Although there are many reasons for this lack of success in the development of new treatments for patients diagnosed with cervical cancer, at least some result from a poor understanding of how best to use a drug in patients, as opposed to the generation of compounds that have inadequate pharmaceutical properties. This impediment is in part related to the absence of comprehensive molecular profiling data on cervical cancers and points in turn to an imprecise (or incomplete) use of model systems during the preclinical development of a drug.
The main drug development strategy in cervical cancer that is still being pursued in 2017 is using the traditional empiric drug development approach in which a new targeted agent is broadly added to an existing standard chemotherapy regimen. New targeted agents are being tested in unselected cervical cancer patients regardless of whether the pathway being targeted is ether activated or even altered. Historically, if a new targeted agent did not achieve a response rate of 20% or higher in unselected patients, further drug development was not pursued. This approach did not recognize the potential of many targeted therapies that require the presence/alteration/activation of a drug specific target (e.g. treating the wrong patient with the right drug). In contrast to the advances made in other solid tumors, to the best of our knowledge, no routine molecular diagnostic tests have been introduced to guide personalized cervical cancer treatment.

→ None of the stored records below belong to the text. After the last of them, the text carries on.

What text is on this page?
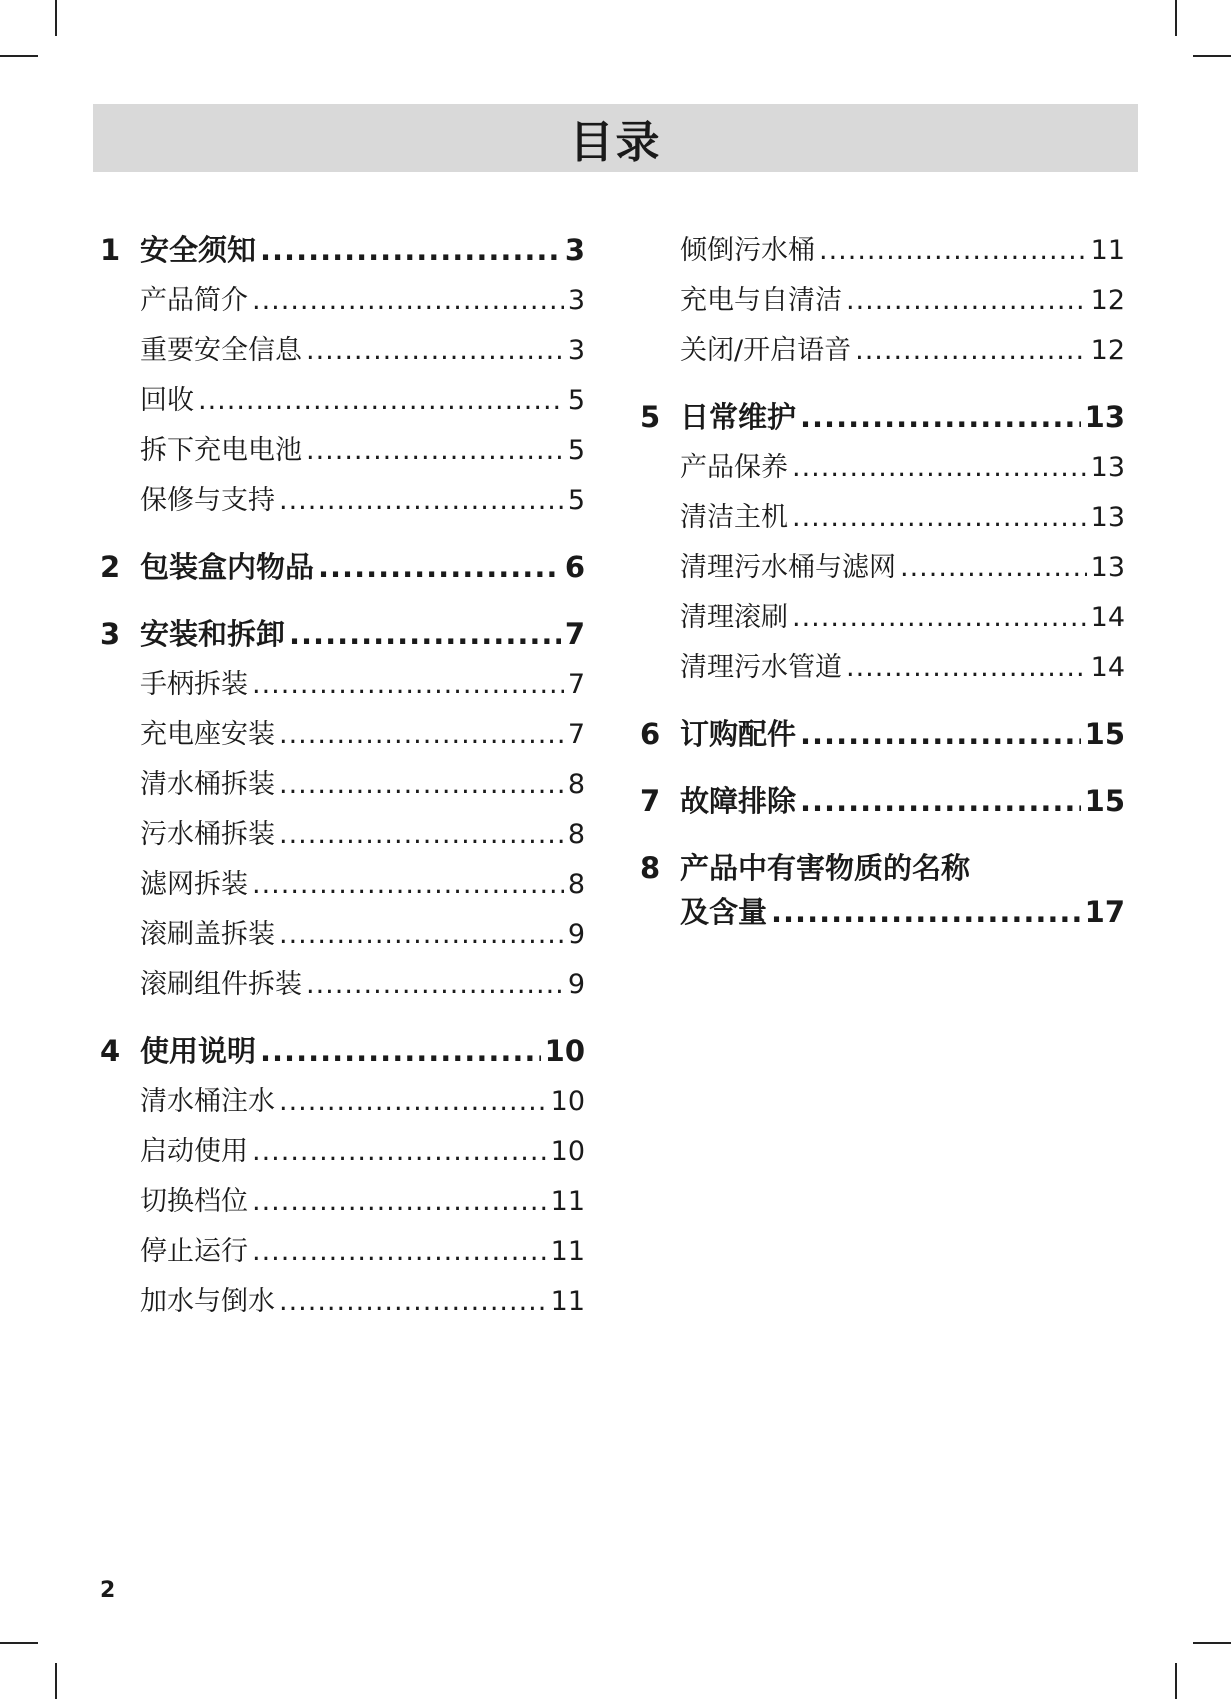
目录
1 安全须知 .....	3
产品简介 .....	3
重要安全信息 .....	3
回收 .....	5
拆下充电电池 .....	5
保修与支持 .....	5
2 包装盒内物品 .....	6
3 安装和拆卸 .....	7
手柄拆装 .....	7
充电座安装 .....	7
清水桶拆装 .....	8
污水桶拆装 .....	8
滤网拆装 .....	8
滚刷盖拆装 .....	9
滚刷组件拆装 .....	9
4 使用说明 .....	10
清水桶注水 .....	10
启动使用 .....	10
切换档位 .....	11
停止运行 .....	11
加水与倒水 .....	11
倾倒污水桶 .....	11
充电与自清洁 .....	12
关闭/开启语音 .....	12
5 日常维护 .....	13
产品保养 .....	13
清洁主机 .....	13
清理污水桶与滤网 .....	13
清理滚刷 .....	14
清理污水管道 .....	14
6 订购配件 .....	15
7 故障排除 .....	15
8 产品中有害物质的名称
及含量 .....	17
2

The Cancer Genome Atlas Research Network (TCGA) recently published the most comprehensive, multi-omic molecular characterization of cervical cancers performed to date. The data reveal novel disease subtypes, and provide new insights into the pathogenesis of cervical cancer. Importantly, the information obtained has potentially major clinical implications and represents an unprecedented opportunity to tailor novel treatments to the evolving molecular subgroups of patients diagnosed with cervical cancer.

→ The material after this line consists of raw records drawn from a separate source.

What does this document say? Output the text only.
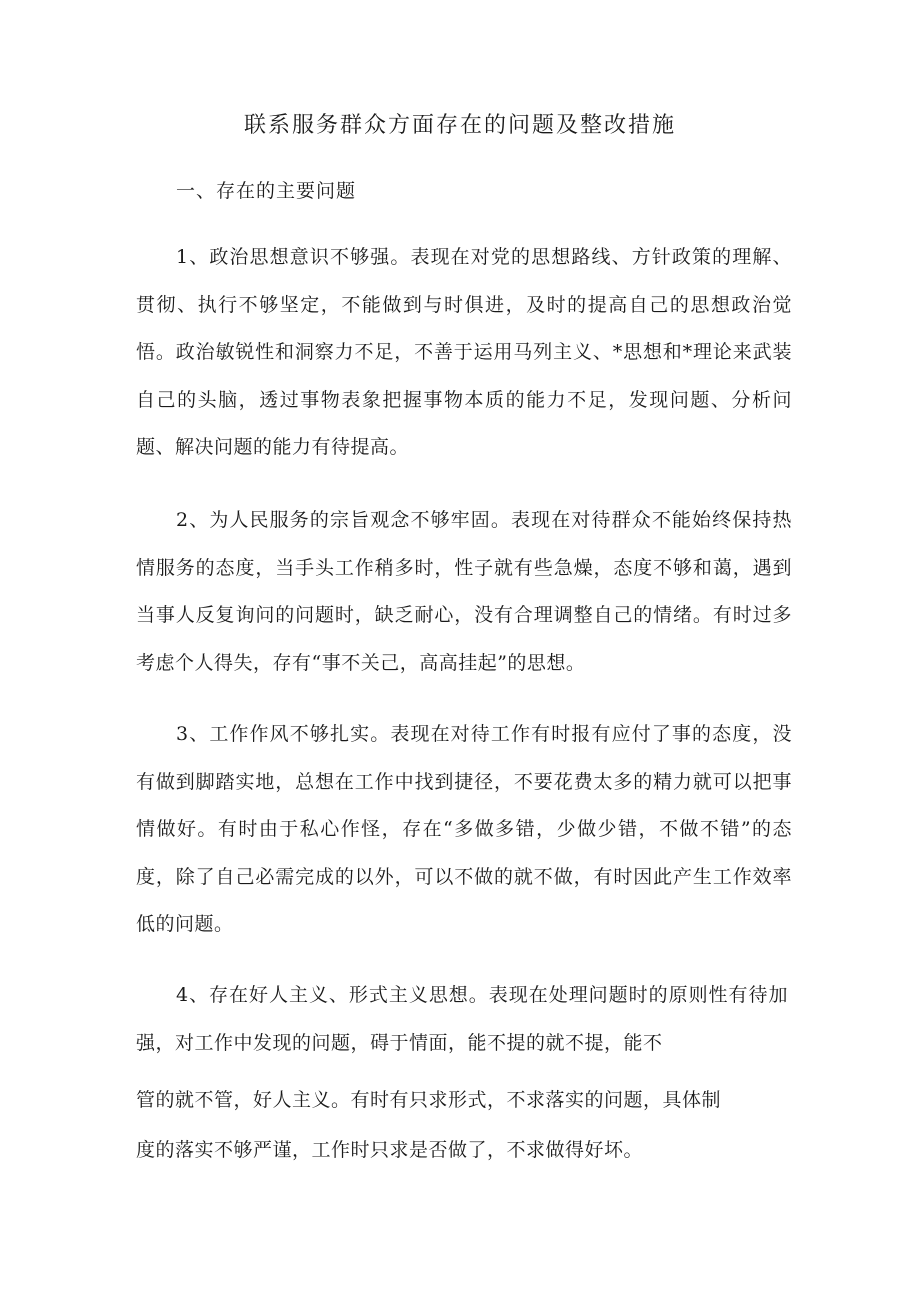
联系服务群众方面存在的问题及整改措施
一、存在的主要问题

1、政治思想意识不够强。表现在对党的思想路线、方针政策的理解、贯彻、执行不够坚定，不能做到与时俱进，及时的提高自己的思想政治觉悟。政治敏锐性和洞察力不足，不善于运用马列主义、*思想和*理论来武装自己的头脑，透过事物表象把握事物本质的能力不足，发现问题、分析问题、解决问题的能力有待提高。

2、为人民服务的宗旨观念不够牢固。表现在对待群众不能始终保持热情服务的态度，当手头工作稍多时，性子就有些急燥，态度不够和蔼，遇到当事人反复询问的问题时，缺乏耐心，没有合理调整自己的情绪。有时过多考虑个人得失，存有“事不关己，高高挂起”的思想。

3、工作作风不够扎实。表现在对待工作有时报有应付了事的态度，没有做到脚踏实地，总想在工作中找到捷径，不要花费太多的精力就可以把事情做好。有时由于私心作怪，存在“多做多错，少做少错，不做不错”的态度，除了自己必需完成的以外，可以不做的就不做，有时因此产生工作效率低的问题。

4、存在好人主义、形式主义思想。表现在处理问题时的原则性有待加强，对工作中发现的问题，碍于情面，能不提的就不提，能不

管的就不管，好人主义。有时有只求形式，不求落实的问题，具体制

度的落实不够严谨，工作时只求是否做了，不求做得好坏。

In our efforts to develop innovative, new and novel treatment rationales for women diagnosed with cervical cancer, with support through the Debi & Gary Fournier Cervical Cancer Research Fund, we are establishing a molecularly characterized, robust, large-scale cervical cancer cell line panel which comprehensively reflects the molecular heterogeneity of the disease that has been carefully characterized in the recent TCGA study on cervical cancer. A major and fundamentally flawed assumption in preclinical drug development has traditionally been that if you have three to four cell line examples of a given cancer, you have that particular disease “covered” in the research platform. It is now known that the molecular diversity within a given histology can be quite broad. If you have only three to four cell lines representing a given disease in your research panel, you may either completely miss or grossly over-interpret critical response phenomena when screening for drug activity.

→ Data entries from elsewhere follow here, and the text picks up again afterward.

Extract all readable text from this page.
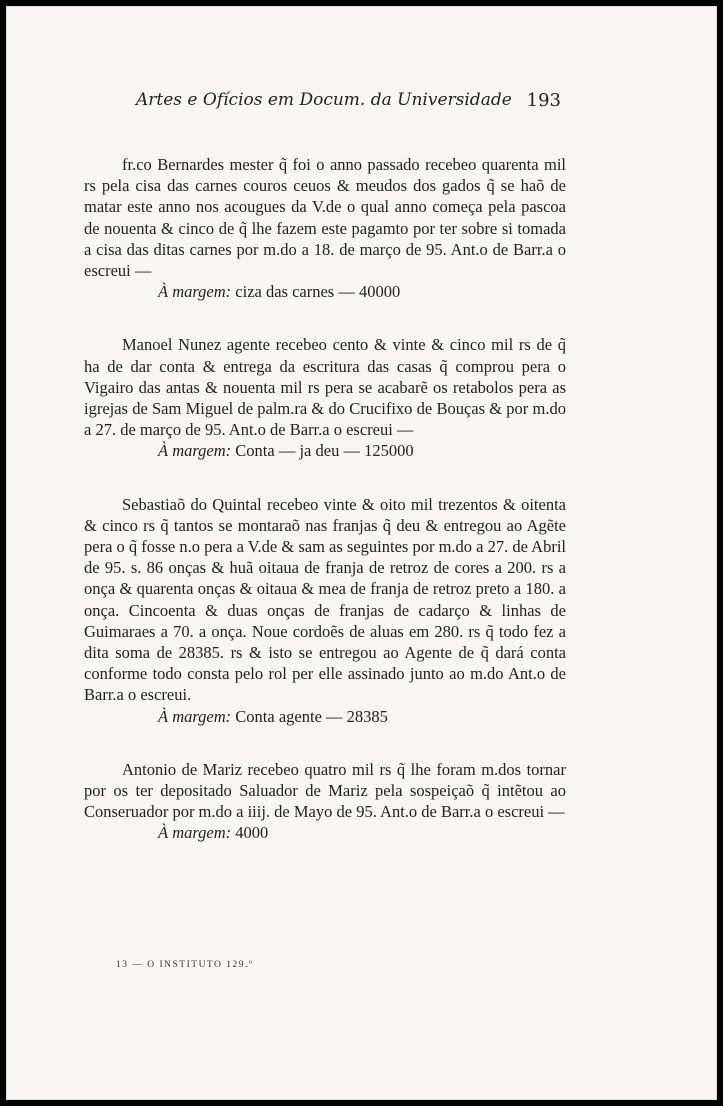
Artes e Ofícios em Docum. da Universidade 193

fr.co Bernardes mester q̃ foi o anno passado recebeo quarenta mil rs pela cisa das carnes couros ceuos & meudos dos gados q̃ se haõ de matar este anno nos acougues da V.de o qual anno começa pela pascoa de nouenta & cinco de q̃ lhe fazem este pagamto por ter sobre si tomada a cisa das ditas carnes por m.do a 18. de março de 95. Ant.o de Barr.a o escreui —

À margem: ciza das carnes — 40000

Manoel Nunez agente recebeo cento & vinte & cinco mil rs de q̃ ha de dar conta & entrega da escritura das casas q̃ comprou pera o Vigairo das antas & nouenta mil rs pera se acabarẽ os retabolos pera as igrejas de Sam Miguel de palm.ra & do Crucifixo de Bouças & por m.do a 27. de março de 95. Ant.o de Barr.a o escreui —

À margem: Conta — ja deu — 125000

Sebastiaõ do Quintal recebeo vinte & oito mil trezentos & oitenta & cinco rs q̃ tantos se montaraõ nas franjas q̃ deu & entregou ao Agẽte pera o q̃ fosse n.o pera a V.de & sam as seguintes por m.do a 27. de Abril de 95. s. 86 onças & huã oitaua de franja de retroz de cores a 200. rs a onça & quarenta onças & oitaua & mea de franja de retroz preto a 180. a onça. Cincoenta & duas onças de franjas de cadarço & linhas de Guimaraes a 70. a onça. Noue cordoẽs de aluas em 280. rs q̃ todo fez a dita soma de 28385. rs & isto se entregou ao Agente de q̃ dará conta conforme todo consta pelo rol per elle assinado junto ao m.do Ant.o de Barr.a o escreui.

À margem: Conta agente — 28385

Antonio de Mariz recebeo quatro mil rs q̃ lhe foram m.dos tornar por os ter depositado Saluador de Mariz pela sospeiçaõ q̃ intẽtou ao Conseruador por m.do a iiij. de Mayo de 95. Ant.o de Barr.a o escreui —

À margem: 4000

13 — O INSTITUTO 129.º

We will then perform broad preclinical testing of a large number of directed inhibitors to develop tailored treatment rationales. Additional in depth studies will be performed for front-running compounds. Moreover, beneficial combination therapies will be identified by performing formal drug interaction studies to identify synergistic drug combinations. These goals will be accomplished by applying an integrated and combined research approach that has been successfully implemented in the UCLA Jonsson Comprehensive Cancer Center (JCCC)/Translational Oncology Research Laboratory (TORL) over the last years for more common cancers such as breast, lung and ovarian cancer or malignant melanoma. These past research efforts, in fact, led to the FDA approval of a number of new agents for patients diagnosed with cancer. Examples where the JCCC has made the most critical contributions are: Trastuzumab (Herceptin™), palbociclib (Ibrance™), pembrolizumab, (Keytruda™), and rucaparib (Rubraca™) using this integrated drug development approach.